Difficile de mettre en avant sa différence, quand on partage le même créneau électoral avec deux autres partis. Naftali Bennett avait trouvé un angle prometteur, mais qui s'est révélé insuffisant. Le leader de Yamina a capitalisé sur la crise sanitaire. Il était encore le ministre de la Défense du gouvernement de transition au moment de l'éruption de l'épidémie en mars dernier. Depuis, il est retourné dans l'opposition, mais il n'a pas cessé d'aller sur le terrain à la rencontre des soignants et des experts dans tous les aspects de la crise. Il a même publié au cours de l'été un livre-programme sur la façon de vaincre le Covid. Ce qui permet à Bennett, non seulement de critiquer la gestion du gouvernement, mais aussi de s'en prendre à son rival Gideon Saar, qu'il accuse en toute occasion d'avoir été totalement absent du terrain et d'avoir été plus occupé à préparer sa campagne, qu'à aller à la rencontre du peuple. Mais cette tactique n'a pas produit les effets escomptés et son parti Yamina, un temps en deuxième position, s'est fait doubler par le Nouvel Espoir de Gideon Saar et surtout par le parti laïc de Yaïr Lapid.

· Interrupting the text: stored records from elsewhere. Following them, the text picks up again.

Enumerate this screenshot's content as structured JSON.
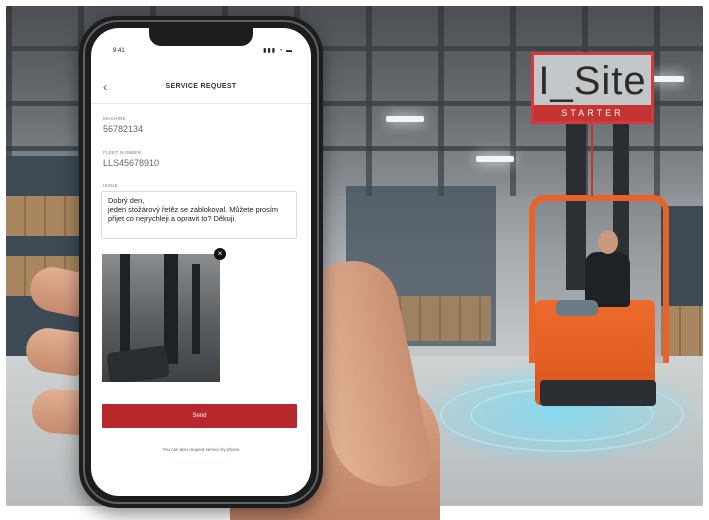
{
  "sign": {
    "title": "I_Site",
    "subtitle": "STARTER"
  },
  "status_bar": {
    "time": "9:41",
    "icons": "▮▮▮ ◔ ▬"
  },
  "screen": {
    "title": "SERVICE REQUEST",
    "back_icon": "chevron-left-icon",
    "fields": [
      {
        "label": "MACHINE",
        "value": "56782134"
      },
      {
        "label": "FLEET NUMBER",
        "value": "LLS45678910"
      }
    ],
    "issue_label": "ISSUE",
    "issue_text": "Dobrý den,\njeden stožárový řetěz se zablokoval. Můžete prosím přijet co nejrychleji a opravit to? Děkuji.",
    "photo_remove_icon": "close-icon",
    "send_label": "Send",
    "note": "You can also request service by phone"
  },
  "colors": {
    "accent": "#b7282e",
    "forklift": "#e8632a",
    "glow": "#78dcf5"
  }
}
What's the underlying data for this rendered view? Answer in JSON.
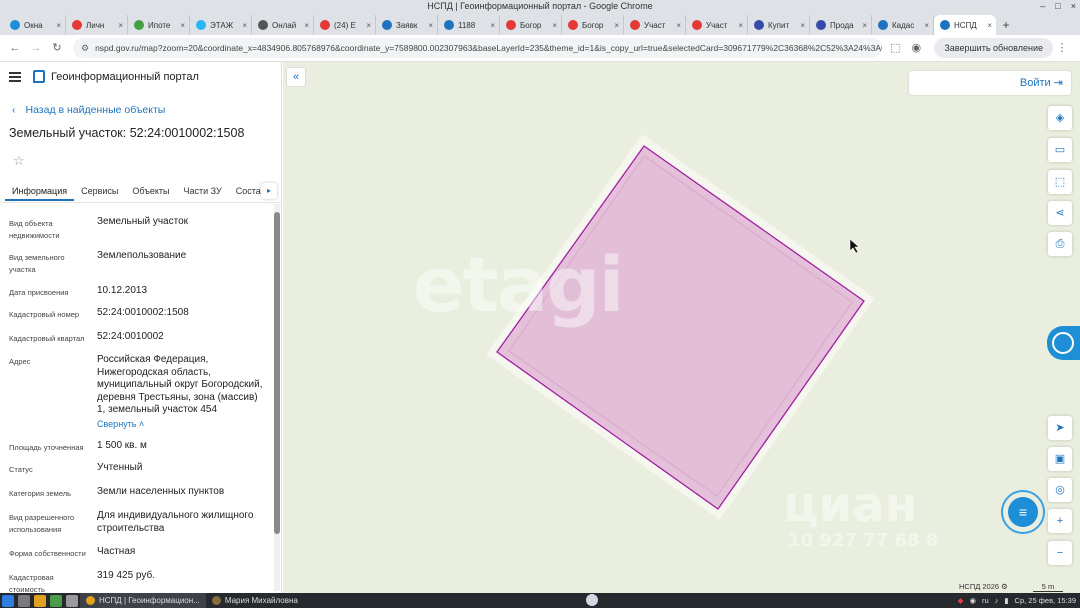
{
  "window": {
    "title": "НСПД | Геоинформационный портал - Google Chrome"
  },
  "tabs": [
    {
      "label": "Окна",
      "color": "#1e8fd6"
    },
    {
      "label": "Личн",
      "color": "#e53935"
    },
    {
      "label": "Ипоте",
      "color": "#43a047"
    },
    {
      "label": "ЭТАЖ",
      "color": "#29b6f6"
    },
    {
      "label": "Онлай",
      "color": "#555555"
    },
    {
      "label": "(24) E",
      "color": "#e53935"
    },
    {
      "label": "Заявк",
      "color": "#1e73be"
    },
    {
      "label": "1188",
      "color": "#1e73be"
    },
    {
      "label": "Богор",
      "color": "#e53935"
    },
    {
      "label": "Богор",
      "color": "#e53935"
    },
    {
      "label": "Участ",
      "color": "#e53935"
    },
    {
      "label": "Участ",
      "color": "#e53935"
    },
    {
      "label": "Купит",
      "color": "#3949ab"
    },
    {
      "label": "Прода",
      "color": "#3949ab"
    },
    {
      "label": "Кадас",
      "color": "#1e73be"
    },
    {
      "label": "НСПД",
      "color": "#1e73be",
      "active": true
    }
  ],
  "address": {
    "url": "nspd.gov.ru/map?zoom=20&coordinate_x=4834906.805768976&coordinate_y=7589800.002307963&baseLayerId=235&theme_id=1&is_copy_url=true&selectedCard=309671779%2C36368%2C52%3A24%3A0010002%3...",
    "update_button": "Завершить обновление"
  },
  "portal": {
    "name": "Геоинформационный портал"
  },
  "panel": {
    "back_link": "Назад в найденные объекты",
    "title": "Земельный участок: 52:24:0010002:1508",
    "tabs": [
      "Информация",
      "Сервисы",
      "Объекты",
      "Части ЗУ",
      "Состав"
    ],
    "properties": [
      {
        "label": "Вид объекта недвижимости",
        "value": "Земельный участок"
      },
      {
        "label": "Вид земельного участка",
        "value": "Землепользование"
      },
      {
        "label": "Дата присвоения",
        "value": "10.12.2013"
      },
      {
        "label": "Кадастровый номер",
        "value": "52:24:0010002:1508"
      },
      {
        "label": "Кадастровый квартал",
        "value": "52:24:0010002"
      },
      {
        "label": "Адрес",
        "value": "Российская Федерация, Нижегородская область, муниципальный округ Богородский, деревня Трестьяны, зона (массив) 1, земельный участок 454"
      },
      {
        "label": "Площадь уточненная",
        "value": "1 500 кв. м"
      },
      {
        "label": "Статус",
        "value": "Учтенный"
      },
      {
        "label": "Категория земель",
        "value": "Земли населенных пунктов"
      },
      {
        "label": "Вид разрешенного использования",
        "value": "Для индивидуального жилищного строительства"
      },
      {
        "label": "Форма собственности",
        "value": "Частная"
      },
      {
        "label": "Кадастровая стоимость",
        "value": "319 425 руб."
      }
    ],
    "collapse_link": "Свернуть"
  },
  "map": {
    "login": "Войти",
    "attribution": "НСПД 2026",
    "scale": "5 m",
    "watermark_1": "etagi",
    "watermark_2": "циан",
    "watermark_phone": "10 927 77 68 8",
    "parcel_color": "#a020a0",
    "parcel_fill": "#e0b6d6",
    "tools": [
      "layers-icon",
      "ruler-icon",
      "select-area-icon",
      "share-icon",
      "print-icon"
    ],
    "bottom_tools": [
      "locate-icon",
      "basemap-icon",
      "gps-icon",
      "zoom-in-icon",
      "zoom-out-icon"
    ]
  },
  "taskbar": {
    "items": [
      {
        "label": "НСПД | Геоинформацион...",
        "active": true
      },
      {
        "label": "Мария Михайловна",
        "active": false
      }
    ],
    "lang": "ru",
    "clock": "Ср, 25 фев, 15:39"
  }
}
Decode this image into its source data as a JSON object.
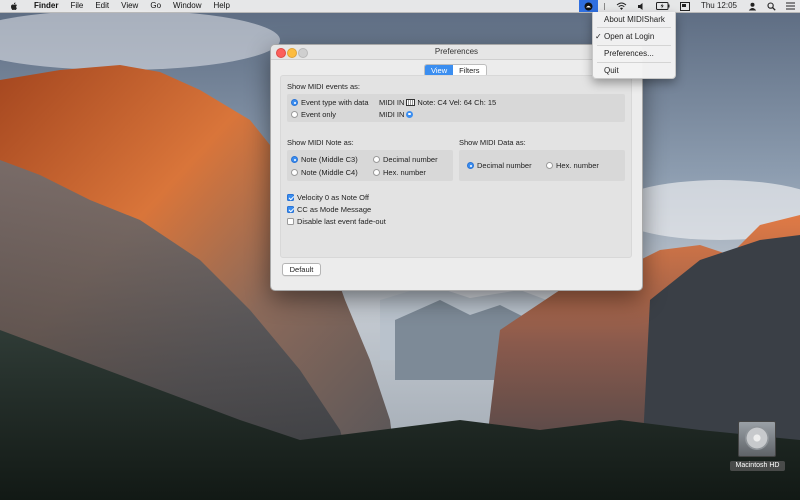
{
  "menubar": {
    "app_name": "Finder",
    "menus": [
      "File",
      "Edit",
      "View",
      "Go",
      "Window",
      "Help"
    ],
    "clock": "Thu 12:05",
    "status_icons": [
      "midishark-icon",
      "status-divider",
      "volume-icon",
      "wifi-icon",
      "battery-icon",
      "display-icon",
      "user-icon",
      "search-icon",
      "list-icon"
    ]
  },
  "dropdown": {
    "items": [
      {
        "label": "About MIDIShark",
        "checked": false
      },
      {
        "label": "Open at Login",
        "checked": true
      },
      {
        "label": "Preferences...",
        "checked": false
      },
      {
        "label": "Quit",
        "checked": false
      }
    ],
    "check_glyph": "✓"
  },
  "window": {
    "title": "Preferences",
    "tabs": [
      {
        "label": "View",
        "selected": true
      },
      {
        "label": "Filters",
        "selected": false
      }
    ],
    "events": {
      "title": "Show MIDI events as:",
      "options": [
        {
          "label": "Event type with data",
          "selected": true,
          "sample_prefix": "MIDI IN",
          "sample_suffix": "Note: C4 Vel: 64 Ch: 15"
        },
        {
          "label": "Event only",
          "selected": false,
          "sample_prefix": "MIDI IN"
        }
      ]
    },
    "note": {
      "title": "Show MIDI Note as:",
      "options": [
        {
          "label": "Note (Middle C3)",
          "selected": true
        },
        {
          "label": "Decimal number",
          "selected": false
        },
        {
          "label": "Note (Middle C4)",
          "selected": false
        },
        {
          "label": "Hex. number",
          "selected": false
        }
      ]
    },
    "data": {
      "title": "Show MIDI Data as:",
      "options": [
        {
          "label": "Decimal number",
          "selected": true
        },
        {
          "label": "Hex. number",
          "selected": false
        }
      ]
    },
    "checkboxes": [
      {
        "label": "Velocity 0 as Note Off",
        "checked": true
      },
      {
        "label": "CC as Mode Message",
        "checked": true
      },
      {
        "label": "Disable last event fade-out",
        "checked": false
      }
    ],
    "default_button": "Default"
  },
  "desktop": {
    "disk_label": "Macintosh HD"
  },
  "colors": {
    "accent": "#3b8ef0",
    "menu_highlight": "#2f6fe0"
  }
}
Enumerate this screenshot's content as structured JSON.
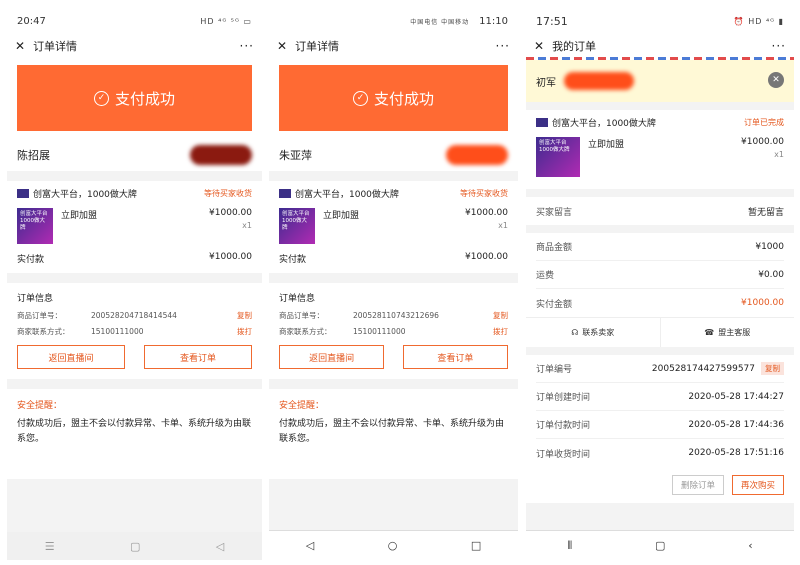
{
  "phone1": {
    "time": "20:47",
    "status_icons": "HD ⁴ᴳ ⁵ᴳ ▭",
    "title": "订单详情",
    "banner": "支付成功",
    "person": "陈招展",
    "shop": "创富大平台，1000做大牌",
    "order_status": "等待买家收货",
    "product": "立即加盟",
    "thumb_text": "创富大平台 1000做大牌",
    "price": "¥1000.00",
    "qty": "x1",
    "paid_label": "实付款",
    "paid_value": "¥1000.00",
    "info_title": "订单信息",
    "order_no_label": "商品订单号：",
    "order_no": "200528204718414544",
    "copy": "复制",
    "contact_label": "商家联系方式：",
    "contact": "15100111000",
    "call": "拨打",
    "back_btn": "返回直播间",
    "view_btn": "查看订单",
    "safety_title": "安全提醒：",
    "safety_text": "付款成功后，盟主不会以付款异常、卡单、系统升级为由联系您。"
  },
  "phone2": {
    "time": "11:10",
    "carrier": "中国电信 中国移动",
    "title": "订单详情",
    "banner": "支付成功",
    "person": "朱亚萍",
    "shop": "创富大平台，1000做大牌",
    "order_status": "等待买家收货",
    "product": "立即加盟",
    "thumb_text": "创富大平台 1000做大牌",
    "price": "¥1000.00",
    "qty": "x1",
    "paid_label": "实付款",
    "paid_value": "¥1000.00",
    "info_title": "订单信息",
    "order_no_label": "商品订单号：",
    "order_no": "200528110743212696",
    "copy": "复制",
    "contact_label": "商家联系方式：",
    "contact": "15100111000",
    "call": "拨打",
    "back_btn": "返回直播间",
    "view_btn": "查看订单",
    "safety_title": "安全提醒：",
    "safety_text": "付款成功后，盟主不会以付款异常、卡单、系统升级为由联系您。"
  },
  "phone3": {
    "time": "17:51",
    "title": "我的订单",
    "notice_name": "初军",
    "shop": "创富大平台，1000做大牌",
    "order_status": "订单已完成",
    "product": "立即加盟",
    "thumb_text": "创富大平台 1000做大牌",
    "price": "¥1000.00",
    "qty": "x1",
    "msg_label": "买家留言",
    "msg_value": "暂无留言",
    "goods_label": "商品金额",
    "goods_value": "¥1000",
    "ship_label": "运费",
    "ship_value": "¥0.00",
    "paid_label": "实付金额",
    "paid_value": "¥1000.00",
    "contact_seller": "联系卖家",
    "support": "盟主客服",
    "order_no_label": "订单编号",
    "order_no": "200528174427599577",
    "copy": "复制",
    "created_label": "订单创建时间",
    "created": "2020-05-28 17:44:27",
    "paid_time_label": "订单付款时间",
    "paid_time": "2020-05-28 17:44:36",
    "recv_label": "订单收货时间",
    "recv": "2020-05-28 17:51:16",
    "delete_btn": "删除订单",
    "rebuy_btn": "再次购买"
  },
  "colors": {
    "accent": "#ff6a33",
    "orange_text": "#e4571e"
  }
}
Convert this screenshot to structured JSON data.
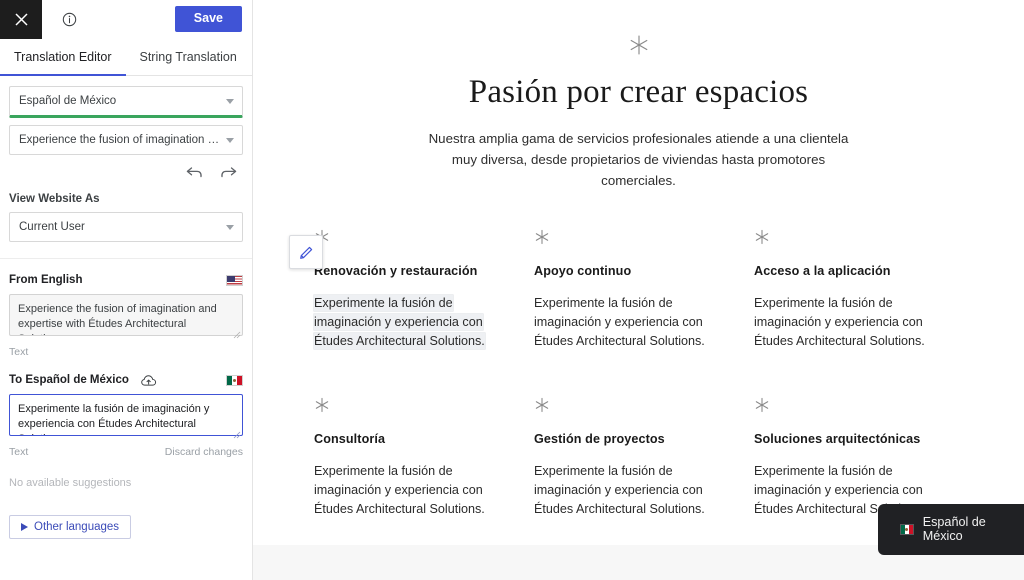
{
  "sidebar": {
    "topbar": {
      "close_icon": "close-icon",
      "info_icon": "info-icon",
      "save_label": "Save"
    },
    "tabs": [
      {
        "label": "Translation Editor",
        "active": true
      },
      {
        "label": "String Translation",
        "active": false
      }
    ],
    "language_select": {
      "value": "Español de México",
      "icon": "chevron-down-icon"
    },
    "string_select": {
      "value": "Experience the fusion of imagination and expertis…",
      "icon": "chevron-down-icon"
    },
    "history": {
      "undo_icon": "undo-icon",
      "redo_icon": "redo-icon"
    },
    "view_website_as": {
      "label": "View Website As",
      "value": "Current User"
    },
    "source": {
      "heading": "From English",
      "flag": "flag-united-states",
      "text": "Experience the fusion of imagination and expertise with Études Architectural Solutions.",
      "meta_label": "Text"
    },
    "target": {
      "heading": "To Español de México",
      "cloud_icon": "cloud-upload-icon",
      "flag": "flag-mexico",
      "text": "Experimente la fusión de imaginación y experiencia con Études Architectural Solutions.",
      "meta_label": "Text",
      "discard_label": "Discard changes"
    },
    "suggestions_empty": "No available suggestions",
    "other_languages_label": "Other languages"
  },
  "preview": {
    "hero": {
      "icon": "asterisk-icon",
      "title": "Pasión por crear espacios",
      "subtitle": "Nuestra amplia gama de servicios profesionales atiende a una clientela muy diversa, desde propietarios de viviendas hasta promotores comerciales."
    },
    "cards": [
      {
        "icon": "asterisk-icon",
        "title": "Renovación y restauración",
        "body_lines": [
          "Experimente la fusión de",
          "imaginación y experiencia con",
          "Études Architectural Solutions."
        ],
        "highlighted": true,
        "edit_icon": "pencil-icon"
      },
      {
        "icon": "asterisk-icon",
        "title": "Apoyo continuo",
        "body_lines": [
          "Experimente la fusión de",
          "imaginación y experiencia con",
          "Études Architectural Solutions."
        ],
        "highlighted": false
      },
      {
        "icon": "asterisk-icon",
        "title": "Acceso a la aplicación",
        "body_lines": [
          "Experimente la fusión de",
          "imaginación y experiencia con",
          "Études Architectural Solutions."
        ],
        "highlighted": false
      },
      {
        "icon": "asterisk-icon",
        "title": "Consultoría",
        "body_lines": [
          "Experimente la fusión de",
          "imaginación y experiencia con",
          "Études Architectural Solutions."
        ],
        "highlighted": false
      },
      {
        "icon": "asterisk-icon",
        "title": "Gestión de proyectos",
        "body_lines": [
          "Experimente la fusión de",
          "imaginación y experiencia con",
          "Études Architectural Solutions."
        ],
        "highlighted": false
      },
      {
        "icon": "asterisk-icon",
        "title": "Soluciones arquitectónicas",
        "body_lines": [
          "Experimente la fusión de",
          "imaginación y experiencia con",
          "Études Architectural Solutions."
        ],
        "highlighted": false
      }
    ],
    "language_badge": {
      "label": "Español de México",
      "flag": "flag-mexico"
    }
  },
  "colors": {
    "accent_blue": "#4054d6",
    "active_underline_green": "#3aa55d",
    "badge_dark": "#202124",
    "save_button": "#4054d6"
  }
}
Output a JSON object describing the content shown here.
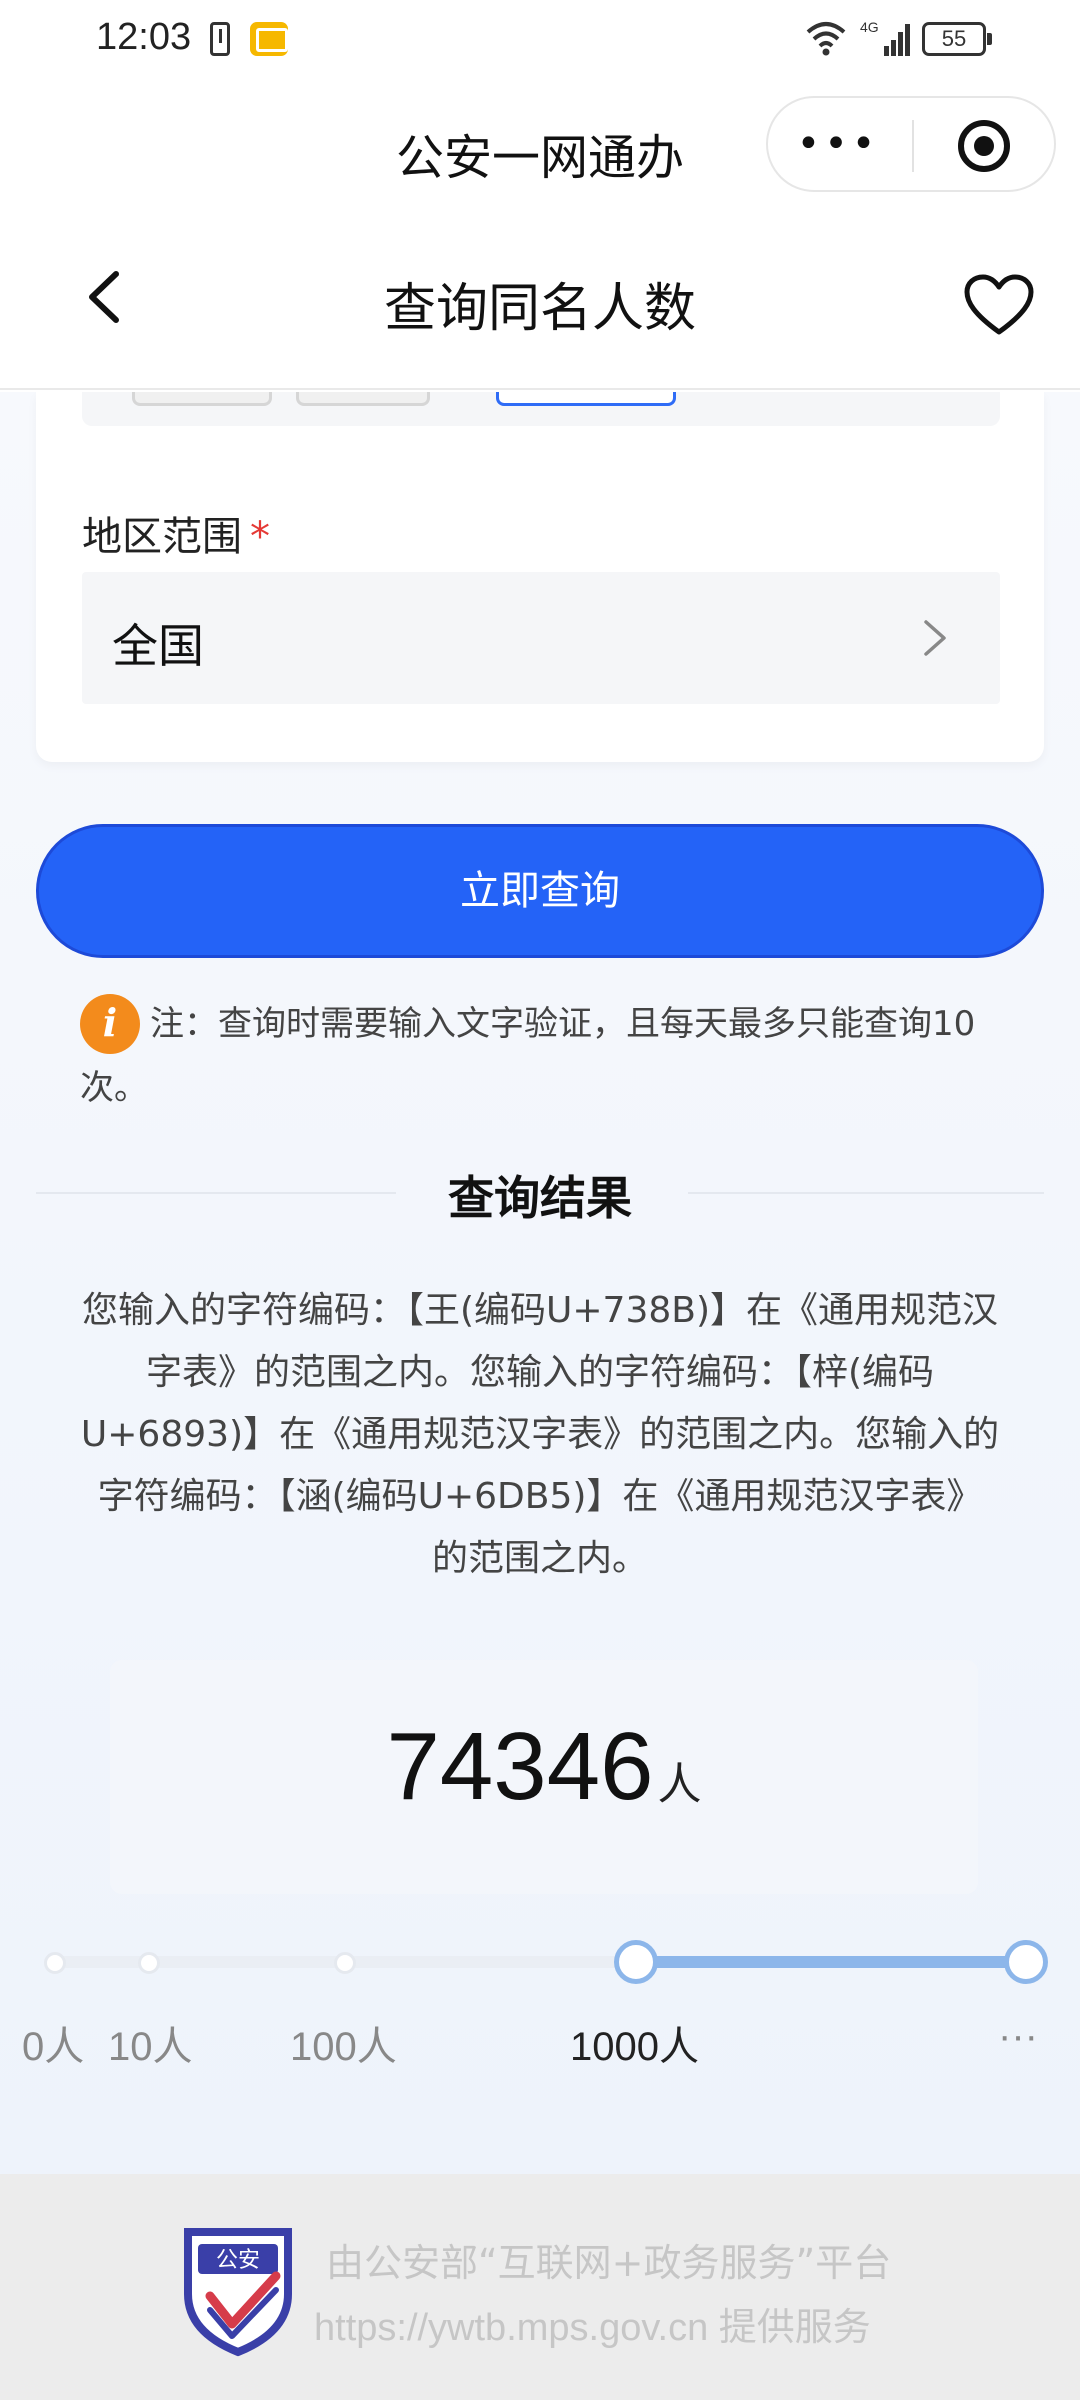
{
  "status_bar": {
    "time": "12:03",
    "network": "4G",
    "battery": "55"
  },
  "mini_program": {
    "title": "公安一网通办",
    "menu_dots": "•••"
  },
  "nav": {
    "title": "查询同名人数"
  },
  "form": {
    "region_label": "地区范围",
    "required_mark": "*",
    "region_value": "全国"
  },
  "actions": {
    "query_label": "立即查询"
  },
  "note": {
    "icon_letter": "i",
    "text": "注：查询时需要输入文字验证，且每天最多只能查询10次。"
  },
  "result": {
    "title": "查询结果",
    "description": "您输入的字符编码：【王(编码U+738B)】在《通用规范汉字表》的范围之内。您输入的字符编码：【梓(编码U+6893)】在《通用规范汉字表》的范围之内。您输入的字符编码：【涵(编码U+6DB5)】在《通用规范汉字表》的范围之内。",
    "count": "74346",
    "unit": "人"
  },
  "scale": {
    "labels": [
      "0人",
      "10人",
      "100人",
      "1000人",
      "···"
    ],
    "active_index": 3
  },
  "footer": {
    "logo_text": "公安",
    "line1": "由公安部“互联网+政务服务”平台",
    "line2": "https://ywtb.mps.gov.cn 提供服务"
  },
  "colors": {
    "primary": "#2463f7",
    "accent_orange": "#f38b1c",
    "scale_active": "#8cb6ea"
  }
}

Gideon Saar, quant à lui, préfère jouer sur l'ambiguïté de son rival, l'accusant de ne pas prendre parti clairement contre Benyamin Netanyahou, voire d'être son sous-marin, en détournant une partie de l'électorat de droite, qu'il ramènera ensuite dans le giron du chef du Likoud, en passant avec lui un accord de coalition. Mais dans les sondages, Gideon Saar ne décolle pas. Pire : il a perdu au cours des dernières semaines un tiers de son électorat dans les intentions de vote. Sa posture d'alternative à Benyamin Netanyahou, qui a un temps séduit l'électorat centriste et même de centre-gauche, semble avoir atteint ses limites. C'est Yaïr Lapid, et son parti Yesh Atid, qui sont en train de récupérer ce segment de l'électorat, qui voit en lui un rival plus crédible et surtout quelqu'un qui ne devrait pas s'allier avec les partis orthodoxes. Ce revirement est le résultat direct des tensions générées par la crise sanitaire, avec une partie de l'opinion qui estime que les ultra-orthodoxes portent une responsabilité dans l'épidémie, quand ils refusent de respecter les restrictions et les consignes de distanciation sociale. Si le raccourci est un peu trop simpliste, il est en tout cas le reflet d'un véritable mécontentement.
Mais le problème est plus complexe. Le parti Nouvel Espoir de Gideon Saar est trop récent. Créé il y a moins de deux mois par un transfuge du Likoud, il n'a pas eu le temps de se forger une identité propre. Il reste d'ailleurs identifié par son ADN d'origine, peut-être même plus que celui de Bennett. Gideon Saar est donc placé dans la position impossible où l'électorat de centre-gauche le délaisse pour Yaïr Lapid et où l'électorat de droite est aussi convoité par Bennett et Netanyahou. Si le patron du Likoud peut encore former une coalition autour du bloc de droite et avec Yamina de Naftali Bennett, il devra impérativement reprendre au moins un mandat à Gideon Saar. Un objectif qui n'est pas hors de portée pour Netanyahou.